Addressing the pond's problems also will require more work to cut off the sources of nitrogen entering the pond, either through upgrading individual septic systems within the pond watershed or through the installation of cluster treatment systems or expansion of the town sewers, Mr. Howes said.

But he also said the health of the pond already is improving as a result of steps taken by town authorities, and he expressed optimism that things could be made much better without too much extra cost.

"The fact is it will continue to improve over coming years because of improvements already made. We're still seeing the historical effects of the [former wastewater treatment] plant that hasn't been open since 1996," he said.

Because groundwater moves slowly, maybe only a foot a day toward the pond, a plume of heavily contaminated water is still affecting the pond and could continue to do so for another decade or more.

"The pond is not as healthy as might be. It is classified as moderately impaired by nutrients. But it is particularly sensitive because it is only periodically open. If it was open all the time to the tides, at the loading that it has it would be in great shape," Mr. Howes said.

"We're pretty darned certain that some of the recent improvements - since about 2000 - in Edgartown Great Pond are because management of the opening has attempted at least to become more regular and structured.

"There is a schedule and they are trying to meet it. That has led to some short-term improvement even while we're waiting for some of the watershed improvements to impinge upon the pond."

Once the report is cleared by the DEP, Mr. Howes said, a round of meetings will be held with various stakeholders and eventually the general public over the course of a couple of months.

"We want to get out there and start doing the workshops with the regulatory agencies, the conservation commission, the shellfish departments and so on. We want it as good as can be. We don't want any local knowledge omissions," he said.

After that, the results will return to DEP for the development of a maximum daily load report, codifying management targets.

A sophisticated $12.5 million study that uses state of the art computer modeling, the estuaries project now has finished work on 32 of 89 ponds on the Cape and Islands. Sampling work began on the Vineyard for the Edgartown Great Pond report nearly five years ago. Sengekontacket sampling was done three years ago.

Mr. Howes said the long delay in completing the Vineyard reports is partly because the modeling which had proven to work on fully tidal ponds elsewhere in the region proved inadequate for the task of analyzing ponds which are open sporadically.

Bill Wilcox, the water resource planner for the Martha's Vineyard Commission, who has assisted the estuaries project with data, agreed that the sporadic opening and closing of the ponds made the work more complex.

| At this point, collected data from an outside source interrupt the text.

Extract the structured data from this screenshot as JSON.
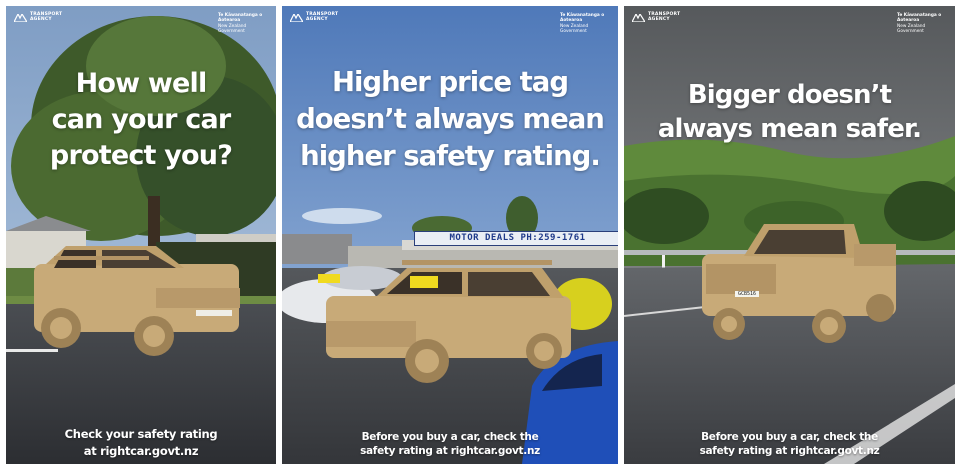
{
  "posters": [
    {
      "logo": {
        "line1": "TRANSPORT",
        "line2": "AGENCY"
      },
      "gov": {
        "line1": "Te Kāwanatanga o Aotearoa",
        "line2": "New Zealand Government"
      },
      "headline": [
        "How well",
        "can your car",
        "protect you?"
      ],
      "footer": [
        "Check your safety rating",
        "at rightcar.govt.nz"
      ]
    },
    {
      "logo": {
        "line1": "TRANSPORT",
        "line2": "AGENCY"
      },
      "gov": {
        "line1": "Te Kāwanatanga o Aotearoa",
        "line2": "New Zealand Government"
      },
      "headline": [
        "Higher price tag",
        "doesn’t always mean",
        "higher safety rating."
      ],
      "footer": [
        "Before you buy a car, check the",
        "safety rating at rightcar.govt.nz"
      ],
      "dealer_sign": "MOTOR DEALS PH:259-1761"
    },
    {
      "logo": {
        "line1": "TRANSPORT",
        "line2": "AGENCY"
      },
      "gov": {
        "line1": "Te Kāwanatanga o Aotearoa",
        "line2": "New Zealand Government"
      },
      "headline": [
        "Bigger doesn’t",
        "always mean safer."
      ],
      "footer": [
        "Before you buy a car, check the",
        "safety rating at rightcar.govt.nz"
      ],
      "plate": "GCB516"
    }
  ],
  "colors": {
    "cardboard": "#c8aa78",
    "cardboard_dark": "#9e8256",
    "text": "#ffffff"
  }
}
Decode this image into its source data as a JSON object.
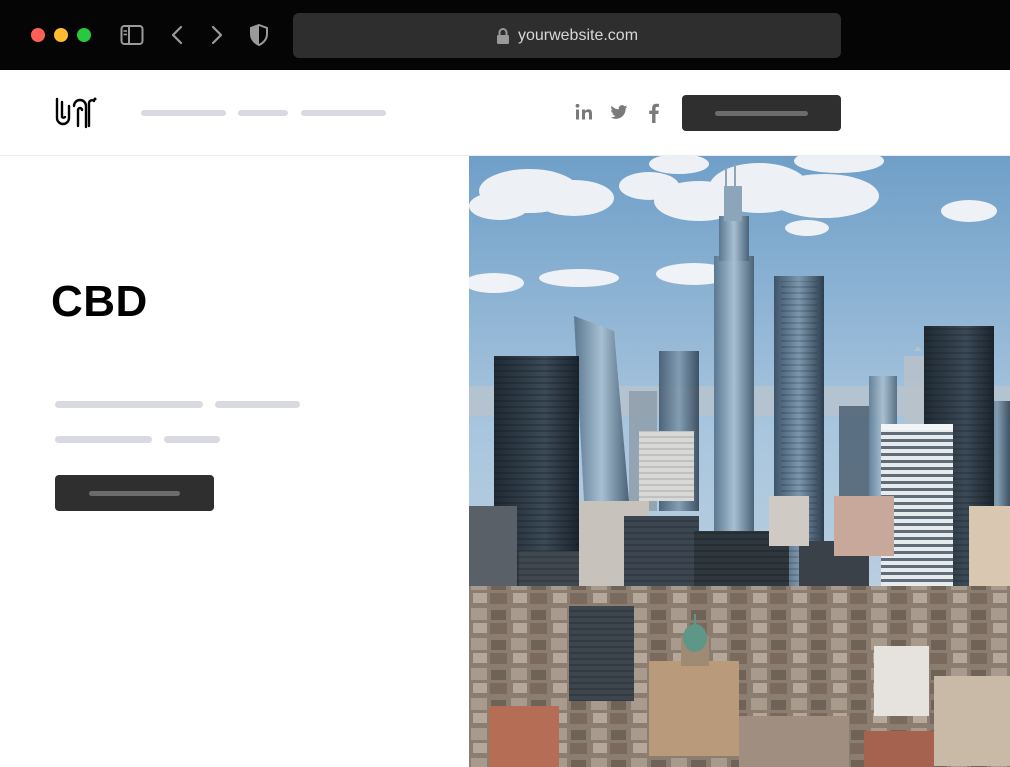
{
  "browser": {
    "url": "yourwebsite.com",
    "traffic_lights": {
      "close": "#fe5f57",
      "minimize": "#febc2e",
      "maximize": "#28c840"
    },
    "chrome_bg": "#050505",
    "icons": [
      "sidebar-icon",
      "back-arrow-icon",
      "forward-arrow-icon",
      "shield-icon",
      "lock-icon"
    ]
  },
  "header": {
    "logo_icon": "logo-icon",
    "social_icons": [
      "linkedin-icon",
      "twitter-icon",
      "facebook-icon"
    ],
    "cta_color": "#2f2f2f"
  },
  "hero": {
    "title": "CBD",
    "button_color": "#2f2f2f",
    "image_icon": "city-skyline-photo"
  }
}
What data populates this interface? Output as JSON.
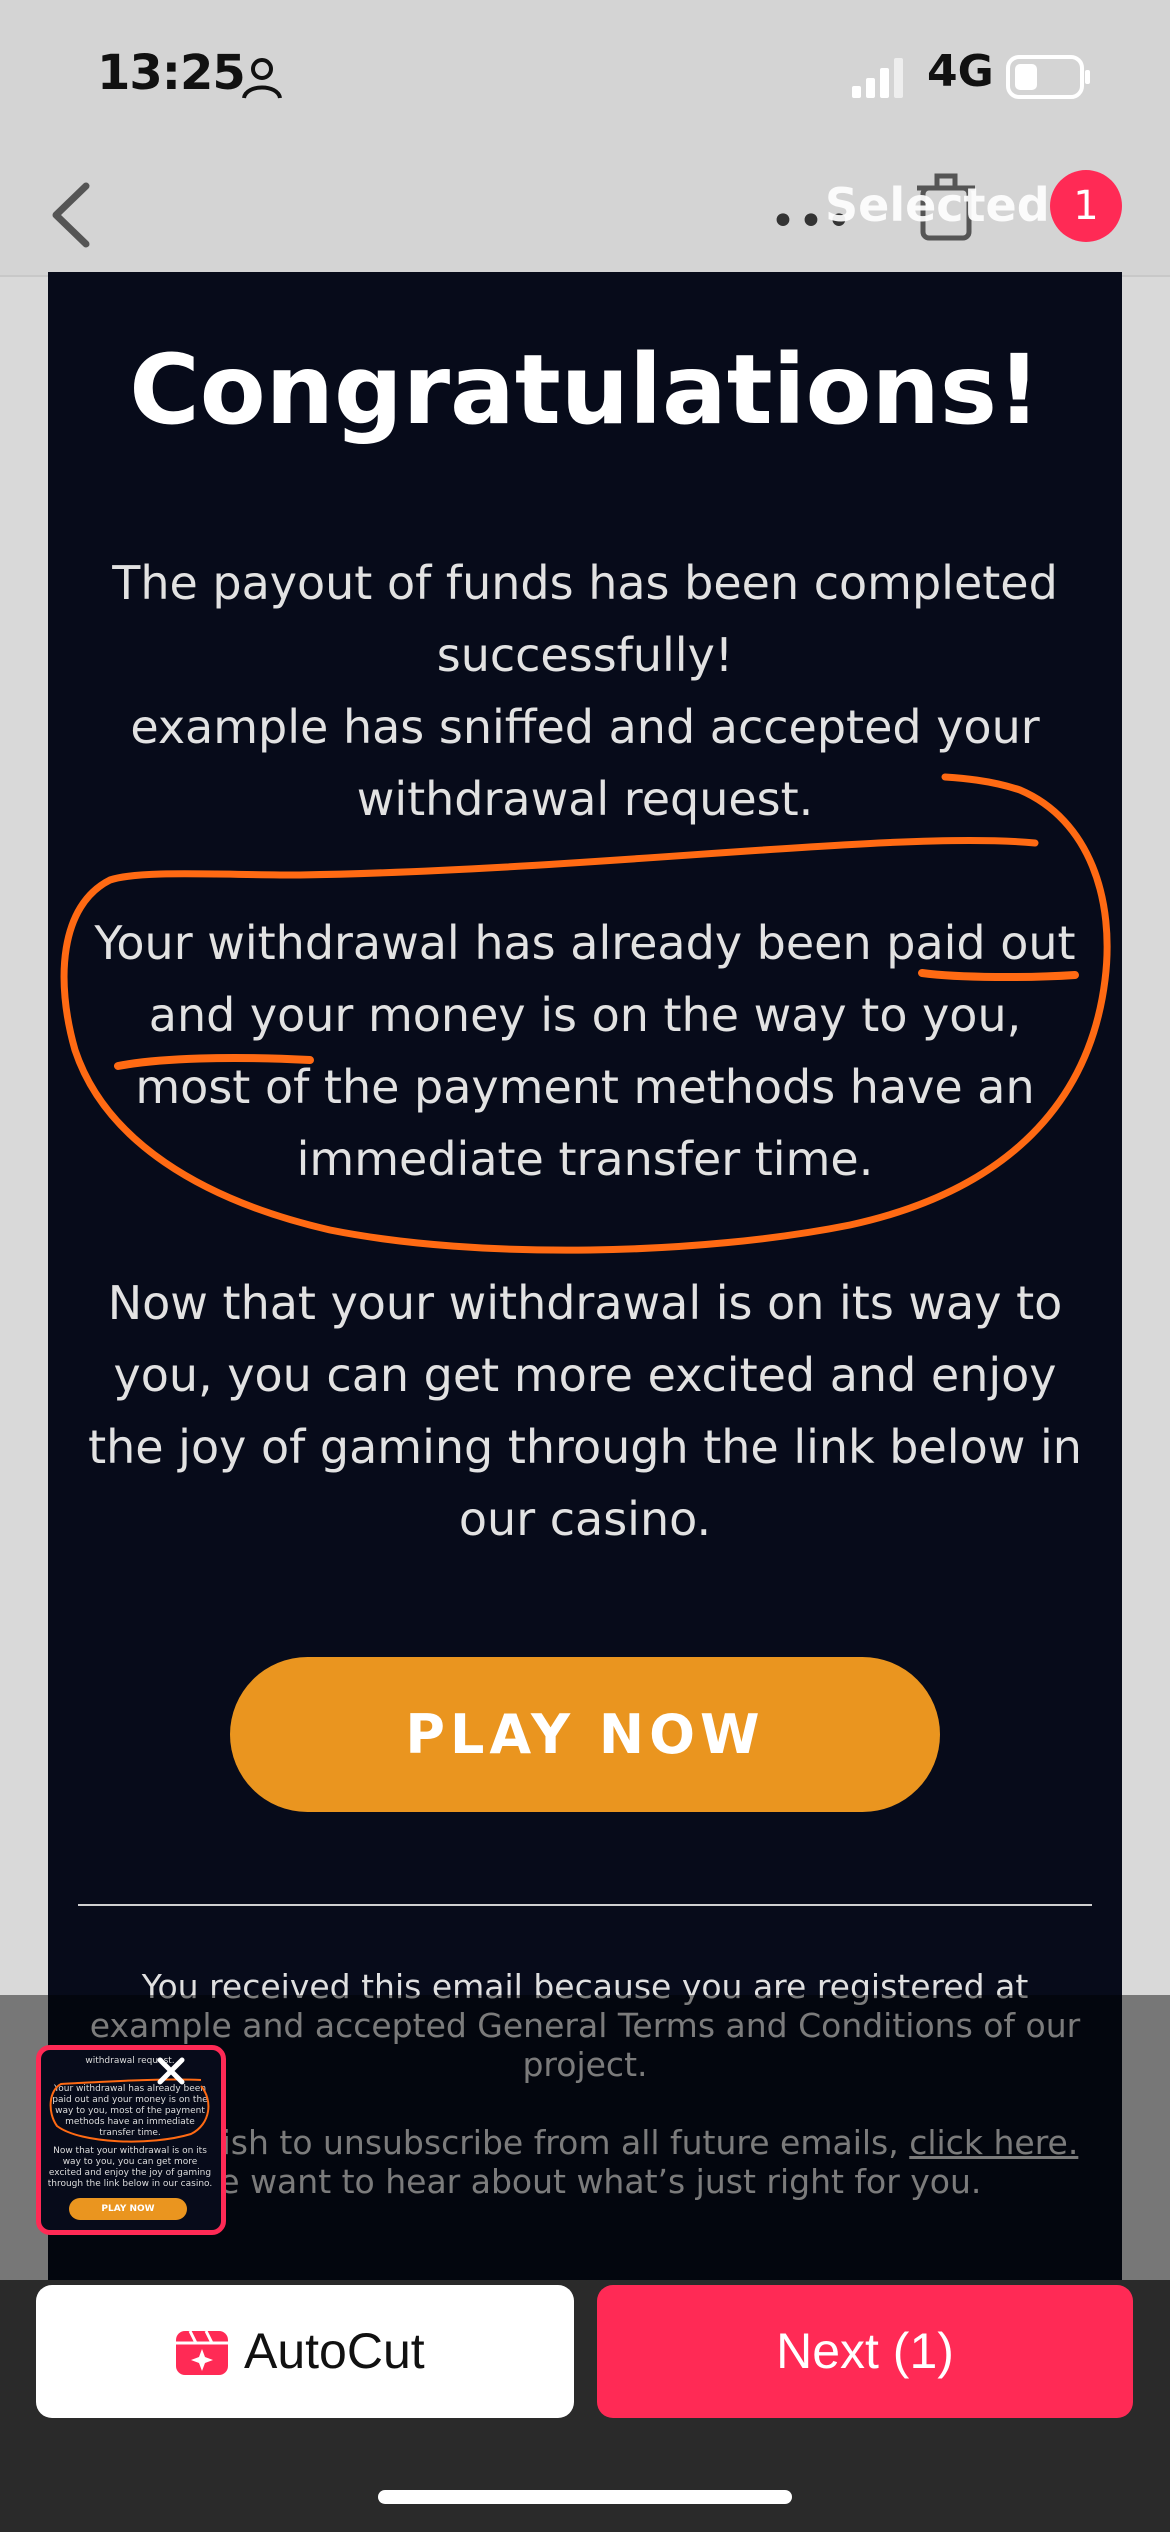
{
  "status_bar": {
    "time": "13:25",
    "network": "4G"
  },
  "nav": {
    "selected_label": "Selected",
    "selected_count": "1",
    "more": "•••"
  },
  "email": {
    "title": "Congratulations!",
    "paragraph1": "The payout of funds has been completed successfully!\nexample has sniffed and accepted your withdrawal request.",
    "paragraph2": "Your withdrawal has already been paid out and your money is on the way to you, most of the payment methods have an immediate transfer time.",
    "paragraph3": "Now that your withdrawal is on its way to you, you can get more excited and enjoy the joy of gaming through the link below in our casino.",
    "play_button": "PLAY NOW",
    "footer_line1": "You received this email because you are registered at example and accepted General Terms and Conditions of our project.",
    "footer_line2_start": "If you wish to unsubscribe from all future emails,",
    "footer_link": "click here.",
    "footer_line2_end": "We want to hear about what’s just right for you."
  },
  "thumbnail": {
    "line1": "withdrawal request.",
    "line2": "Your withdrawal has already been paid out and your money is on the way to you, most of the payment methods have an immediate transfer time.",
    "line3": "Now that your withdrawal is on its way to you, you can get more excited and enjoy the joy of gaming through the link below in our casino.",
    "button": "PLAY NOW"
  },
  "bottom": {
    "autocut_label": "AutoCut",
    "next_label": "Next (1)"
  },
  "colors": {
    "accent": "#ff2a55",
    "button_orange": "#ea951f",
    "email_bg": "#070b1a",
    "annotation": "#ff6a13"
  }
}
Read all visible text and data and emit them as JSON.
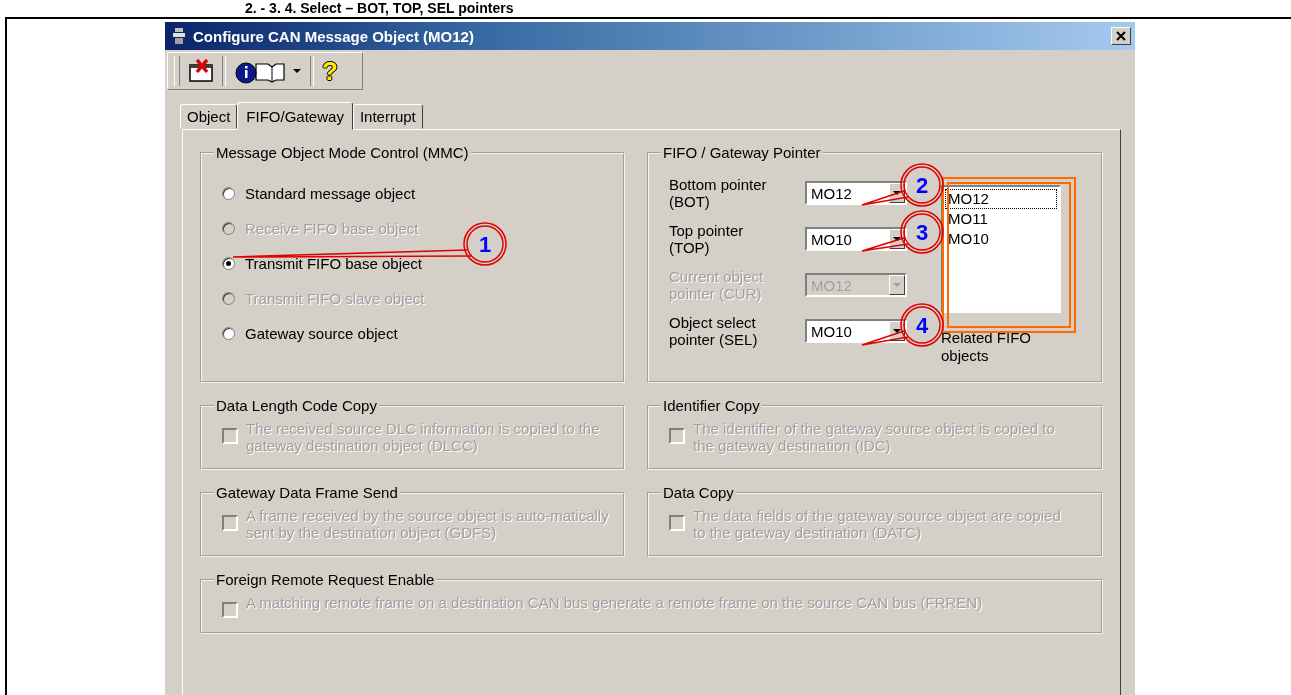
{
  "heading": "2. - 3. 4. Select – BOT, TOP, SEL pointers",
  "window": {
    "title": "Configure CAN Message Object (MO12)"
  },
  "toolbar": {
    "help": "?"
  },
  "tabs": [
    {
      "label": "Object",
      "selected": false
    },
    {
      "label": "FIFO/Gateway",
      "selected": true
    },
    {
      "label": "Interrupt",
      "selected": false
    }
  ],
  "mmc": {
    "title": "Message Object Mode Control (MMC)",
    "options": [
      {
        "label": "Standard message object",
        "selected": false,
        "disabled": false
      },
      {
        "label": "Receive FIFO base object",
        "selected": false,
        "disabled": true
      },
      {
        "label": "Transmit FIFO base object",
        "selected": true,
        "disabled": false
      },
      {
        "label": "Transmit FIFO slave object",
        "selected": false,
        "disabled": true
      },
      {
        "label": "Gateway source object",
        "selected": false,
        "disabled": false
      }
    ]
  },
  "pointer": {
    "title": "FIFO / Gateway Pointer",
    "fields": [
      {
        "label": "Bottom pointer (BOT)",
        "value": "MO12",
        "disabled": false
      },
      {
        "label": "Top pointer (TOP)",
        "value": "MO10",
        "disabled": false
      },
      {
        "label": "Current object pointer (CUR)",
        "value": "MO12",
        "disabled": true
      },
      {
        "label": "Object select pointer (SEL)",
        "value": "MO10",
        "disabled": false
      }
    ],
    "related": {
      "items": [
        {
          "label": "MO12",
          "selected": true
        },
        {
          "label": "MO11",
          "selected": false
        },
        {
          "label": "MO10",
          "selected": false
        }
      ],
      "caption": "Related FIFO objects"
    }
  },
  "options": [
    {
      "title": "Data Length Code Copy",
      "text": "The received source DLC information is copied to the gateway destination object (DLCC)",
      "checked": false,
      "disabled": true
    },
    {
      "title": "Identifier Copy",
      "text": "The identifier of the gateway source object is copied to the gateway destination (IDC)",
      "checked": false,
      "disabled": true
    },
    {
      "title": "Gateway Data Frame Send",
      "text": "A frame received by the source object is auto-matically sent by the destination object (GDFS)",
      "checked": false,
      "disabled": true
    },
    {
      "title": "Data Copy",
      "text": "The data fields of the gateway source object are copied to the gateway destination (DATC)",
      "checked": false,
      "disabled": true
    },
    {
      "title": "Foreign Remote Request Enable",
      "text": "A matching remote frame on a destination CAN bus generate a remote frame on the source CAN bus (FRREN)",
      "checked": false,
      "disabled": true
    }
  ],
  "callouts": [
    {
      "label": "1"
    },
    {
      "label": "2"
    },
    {
      "label": "3"
    },
    {
      "label": "4"
    }
  ]
}
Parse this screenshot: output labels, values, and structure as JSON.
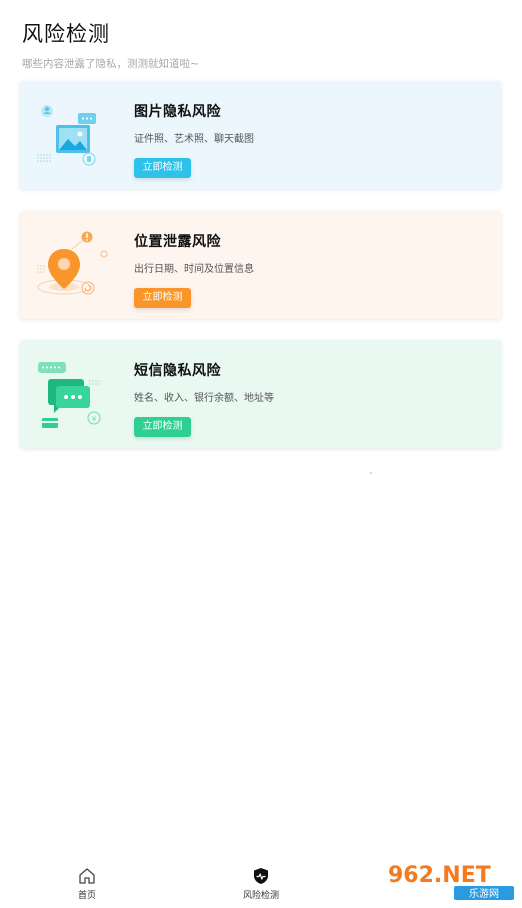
{
  "header": {
    "title": "风险检测",
    "subtitle": "哪些内容泄露了隐私，测测就知道啦~"
  },
  "cards": [
    {
      "title": "图片隐私风险",
      "desc": "证件照、艺术照、聊天截图",
      "button": "立即检测",
      "icon": "image-privacy-illustration",
      "accent": "#2dc2ea"
    },
    {
      "title": "位置泄露风险",
      "desc": "出行日期、时间及位置信息",
      "button": "立即检测",
      "icon": "location-pin-illustration",
      "accent": "#f9952a"
    },
    {
      "title": "短信隐私风险",
      "desc": "姓名、收入、银行余额、地址等",
      "button": "立即检测",
      "icon": "sms-chat-illustration",
      "accent": "#2fcf92"
    }
  ],
  "tabbar": {
    "items": [
      {
        "label": "首页",
        "icon": "home-icon"
      },
      {
        "label": "风险检测",
        "icon": "shield-pulse-icon"
      }
    ]
  },
  "watermark": {
    "text": "962.NET",
    "subtext": "乐游网"
  }
}
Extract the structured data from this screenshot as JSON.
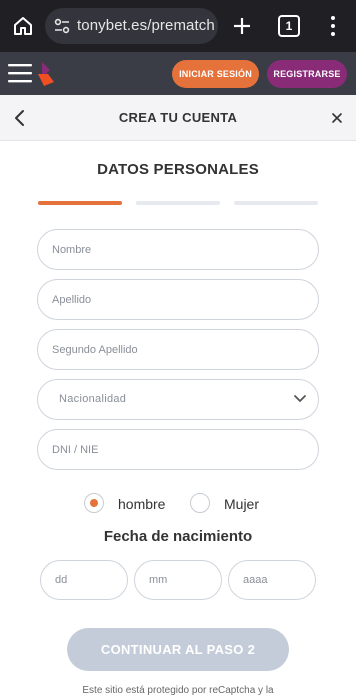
{
  "browser": {
    "url": "tonybet.es/prematch",
    "tab_count": "1",
    "icons": [
      "home-icon",
      "site-settings-icon",
      "plus-icon",
      "tabs-icon",
      "more-vert-icon"
    ]
  },
  "site_header": {
    "login_label": "INICIAR SESIÓN",
    "register_label": "REGISTRARSE",
    "colors": {
      "header_bg": "#3a3d46",
      "login": "#e5723b",
      "register": "#8a2b77"
    }
  },
  "modal": {
    "title": "CREA TU CUENTA",
    "section_title": "DATOS PERSONALES",
    "progress_steps": [
      {
        "step": 1,
        "state": "active",
        "color": "#e5723b"
      },
      {
        "step": 2,
        "state": "inactive",
        "color": "#e6e9ee"
      },
      {
        "step": 3,
        "state": "inactive",
        "color": "#e6e9ee"
      }
    ]
  },
  "form": {
    "nombre_placeholder": "Nombre",
    "apellido_placeholder": "Apellido",
    "segundo_apellido_placeholder": "Segundo Apellido",
    "nacionalidad_label": "Nacionalidad",
    "dni_placeholder": "DNI / NIE",
    "gender": {
      "options": [
        "hombre",
        "Mujer"
      ],
      "selected": "hombre"
    },
    "dob_title": "Fecha de nacimiento",
    "dob_day_placeholder": "dd",
    "dob_month_placeholder": "mm",
    "dob_year_placeholder": "aaaa",
    "continue_label": "CONTINUAR AL PASO 2"
  },
  "footer_note": "Este sitio está protegido por reCaptcha y la"
}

To further inform the hard decisions to come, Mr. Wilcox said, he and the Great Pond Foundation, a private group, plan a new round of groundwater sampling in the pond watershed in the coming weeks, to determine the progress of the plume of contaminated water from the old treatment plant.

When last checked about two years ago, well sites between the old plant and the pond still showed high levels of ammonia.

"That old effluent has still got to travel through the groundwater and reach the pond and empty out the nitrogen before the improvement really appears," Mr. Wilcox said.

He said the travel time from the treatment plant to Meshacket Cove is roughly 10 years.

"Ammonia does not move exactly with the groundwater. It tends to stick with the sediment, so it could be it will take longer for this ammonia to get stripped out," he also said.

But Mr. Howes said even though water quality may continue to improve in coming years as the plume diminishes, that does not eliminate the need for more frequent pond openings.

"We project forward to when there is no plume. Even when the plume's gone, you'll need to do something about opening. This is not a short-term thing. It's a long-term solution," he said.